Optimizing Regex

Many people avoid using regex in their application because of speed issues. When you're developing a site and are looking for sub-second response times a regex that takes a few hundred milliseconds is not very appealing. Especially when that slow pattern is being matched against several dozen configurations. Luckily, there are several easy ways to optimize a regex.

Speed issues can usually be attributed to the backtracking logic that engines utilize. Backtracking is when, due to a mismatch, the parser steps backwards to attempt to fit the pattern.
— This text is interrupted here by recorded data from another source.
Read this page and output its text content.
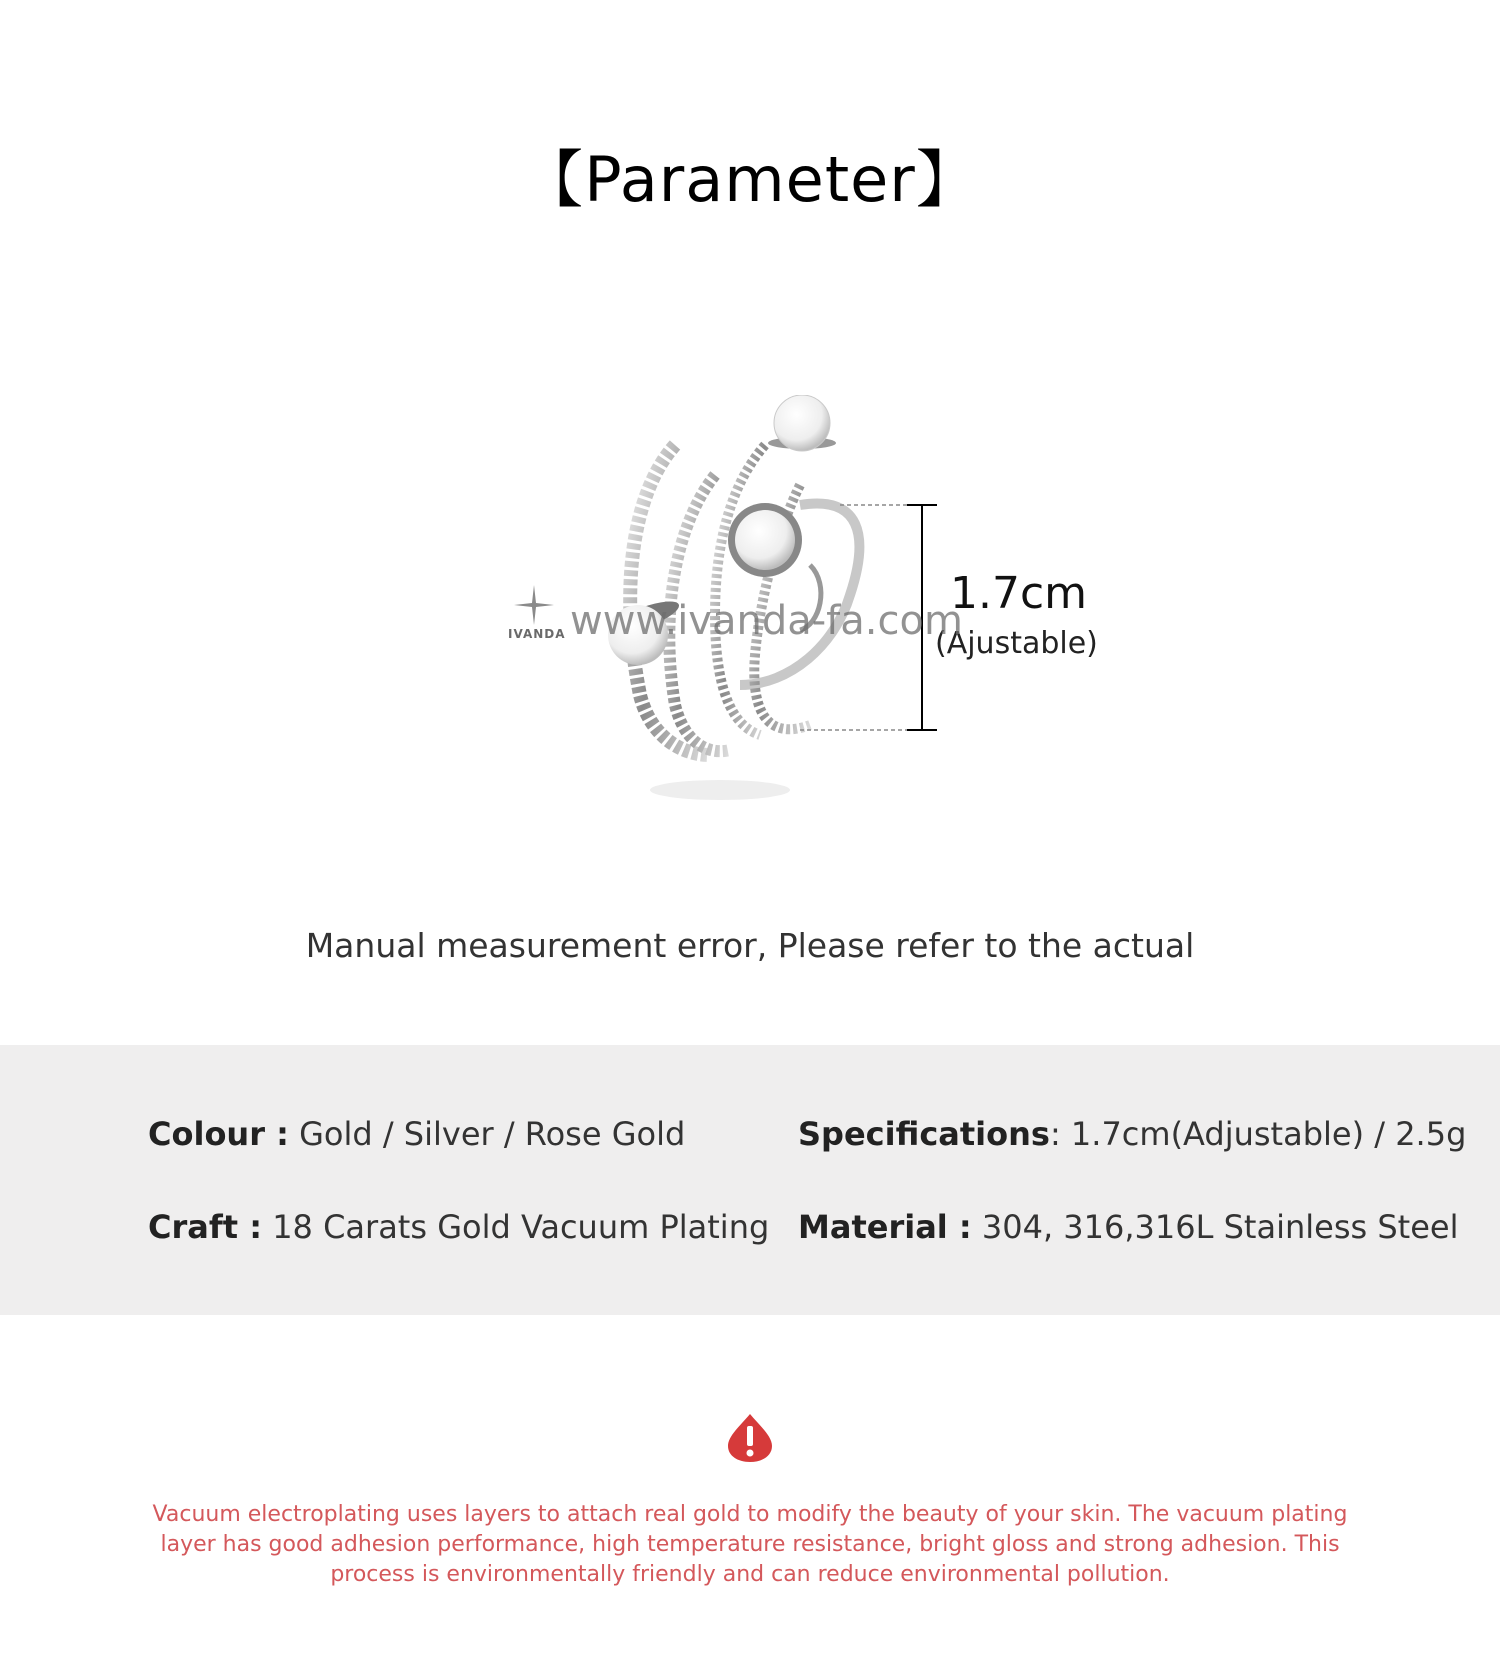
【Parameter】
1.7cm
(Ajustable)
IVANDA www.ivanda-fa.com
Manual measurement error, Please refer to the actual
Colour : Gold / Silver / Rose Gold	Specifications: 1.7cm(Adjustable) / 2.5g
Craft : 18 Carats Gold Vacuum Plating Material : 304, 316,316L Stainless Steel
Vacuum electroplating uses layers to attach real gold to modify the beauty of your skin. The vacuum plating layer has good adhesion performance, high temperature resistance, bright gloss and strong adhesion. This process is environmentally friendly and can reduce environmental pollution.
Here's an example.

  1. $string = '<span class="broken-attribute>words</span>';

  2. $pattern = '/<span class="[^"]+">[^<]+<\/span>/';

The pattern will first match the literals from left to right, from the words 'span' and 'class' and the opening double quote. Then it will enter the first character class, a negated one, and the rest of the original string matches. Which is great (if a bit greedy), except the pattern is not done yet. After the character class the engine will look at the literal double quote. There is no double quote at the end of the string. So the engine will backtrack, taking one previously matched character out at a time. It isn't until this set is run out that the pattern will actually fail, which is correct.

  1. {literal} < s p a n \s c l a s s = "

  2. {character class} b r o k e n - a t t r i b u t e > w o r d s < / s p a n >

  3. {backtracked} > n a p s / < s d r o w > e t u b i r t t a - n e k o r b

  4. // backtracking was looking for the second literal " in the pattern

This was a simplified example, but it demonstrates how engines backtrack. There was no need to backtrack here, not with the negated character class, and we can control and restrict backtracking with several options.

Atomic Groupings

I brought up atomic groupings in my my post about regex grouping. I explained it as a way to adjust backtracking with alternations. The example in that post is pretty solid (yay brogrammers!) so I'll reuse it here.

  1. $string = "Only cool if you're brogramming from sun-up to sun-down";

  2. $slow = "/\b(brogrammer|bro)\b/";

  3. // this will try to match the first option first and fail at 'e'

  4. // than it will backtrack and try the second option

  5. $fast = "/\b(?>brogrammer|bro)\b/";

  6. // as soon as the first option matches 'b' it assumes the first option

  7. // when it fails at 'e' and completely fails and does not look at second

Ordering is important with atomic grouping. Once the alternation is fully matched, be it on the word brogramming, bro, or brogrammer, the engine considers the group done. Going back to the group if the second word break '\b' fails would be considered backtracking. Thus, '/\b(?>bro|brogrammer)\b/' would not match the string 'brogrammer'.

Possessive Quantifiers

By default, quantifers are greedy. They will try to match as much as possible, be they '+', '*', or '?'. You can make them lazy, though this doesn't affect the potentially slow backtracking behavior. The other option is to make them stubborn. Stubborn quantifers are greedy and will refuse to give up matches during backtracking, similar yet more universal than atomic groupings. To demonstrate, let's add some possessivenss to the first example.

  1. $string = '<span class="broken-attribute>words</span>';

  2. $slow = '/<span class="[^"]+">[^<]+<\/span>/';

  3. // this will try to eat up the entire string in the first negated character class

  4. // after, it will backtrack all the way before failing

  5. $fast = '/<span class="[^"]++">[^<]++<\/span>/';

  6. // this will again try to eat up the entire string in the first class

  7. // after, it will notice that there is no double quote at the end and give up

  8. // no backtracking!

Possessive quantifiers are very useful because they are so universal. You can use them like '++', '*+', or '?+' and wherever normal quantifiers would be used.

Non-Capturing Groups

For a much smaller bit of optimization you can also make unnecessary captures non-capturning. This will save the processing engine some memory usage, though the savings is usually quite small compared to the number of times an engine may backtrack. It's generally good practice to only capture what you need to keep the patterns simple anyways, with or without the minor memory benefit.

Backtracking is good - without it, many of the features of regex engines would not be possible. However, as with any good feature, misuse of the tool can lead to inefficiency and catastrophe. Most good features, anyways. By using atomic grouping and possessive quantifiers you can limit how much a pattern will backtrack and avoid long-running regexes. To debug and analyze patterns I recommend using a robust tool like regex101 and frequently checking on how many steps the pattern will take on example input.